The findings from the cross-over trial and the feedback indicate that there is a strong case to be made for introducing clinical lectures on a VLE platform and this form of e-learning is, in general, well received by new generations of students. VLEs should not completely replace traditional lectures and tutorials as these are also very well regarded by students. The solution to this conundrum is the concept of blended learning which combines online components of study with face-to-face classroom based interaction. Ruiz et al.13 recommended the integration of e-learning into curricula using a blended learning format rather than moving entirely to computer-based programmes. To maximise the outcomes of an educational process, VLEs should be aligned with the process of the course and not the other way around. As such VLEs should be adaptable to meet a course's needs and traditional methods are still used where they are most effective such as in some one-to-one clinical teaching scenarios.14 VLEs may also prove useful and relevant to GDPs to be run alongside continuing professional development (CPD) courses. CPD courses provide face-to-face teaching, but GDPs do not usually have the opportunity for revision lectures, thus VLEs can be used as a revision tool.

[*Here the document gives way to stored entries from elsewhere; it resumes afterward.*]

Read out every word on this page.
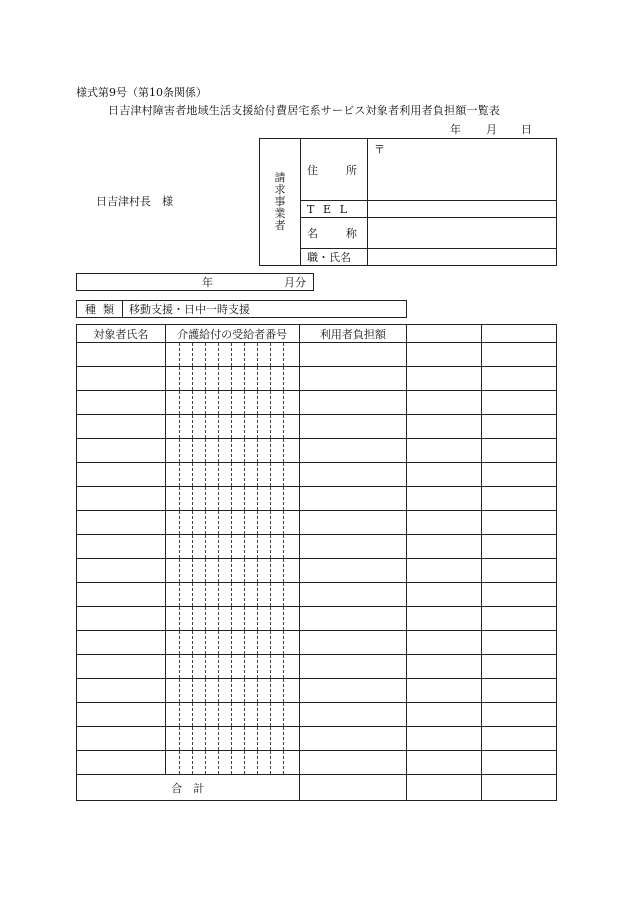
様式第9号（第10条関係）
日吉津村障害者地域生活支援給付費居宅系サービス対象者利用者負担額一覧表
年 月 日
日吉津村長　様
請
求
事
業
者	住 所	〒

	T E L	

	名 称	

	職・氏名	
年	月分
種 類 移動支援・日中一時支援
対象者氏名	介護給付の受給者番号	利用者負担額		

合　計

A recent study by Carbonaro et al.15 looked at the effects and benefits of a newly developed blended learning course for health science students and compared this with the existing face-to-face format. As with the current study, students were assigned into either of two groups and completed a post-course Objective Structured Clinical Examination (OSCE). The results were similar to this study and no differences were found between the two groups in achieving team process skills; both the blended learning group and the face-to-face groups demonstrated similar results. Interestingly, Carbonaro et al.15 found significant differences between the groups on the perceived positive achievement of the course learning objectives and the blended learning group were more convinced that their course provided them this. The novelty of using technology in the classroom may have played a role in the positive responses,16 and could explain the encouraging feedback received by some students in the current study.

Conclusion

  • There were no differences in skills gained between students who were enrolled in the seminar and those who learned through a VLE tutorial, with regards to accuracy in TMJ examination and diagnosis

  • Students had positive perceptions of VLE learning and the feedback to this mode of teaching was comparable with more traditional methods of teaching

  • VLEs are suitable for delivering clinical/practical demonstration concepts. They may also be particularly useful as a follow-up or revision tool, for example inclusion of VLEs alongside CPD courses in order to reinforce the information at a later stage.

Blended learning and incorporating VLEs into dental education appears to be an important development and, provided courses are appropriately designed, they can be instrumental in encouraging effective learning. The uptake of information and the skills that are attained by students are comparable with those expected from traditional teaching methods. There are the added benefits of easy access 'anytime anywhere' and the conservation of academic resources in what is already an overwhelmed profession.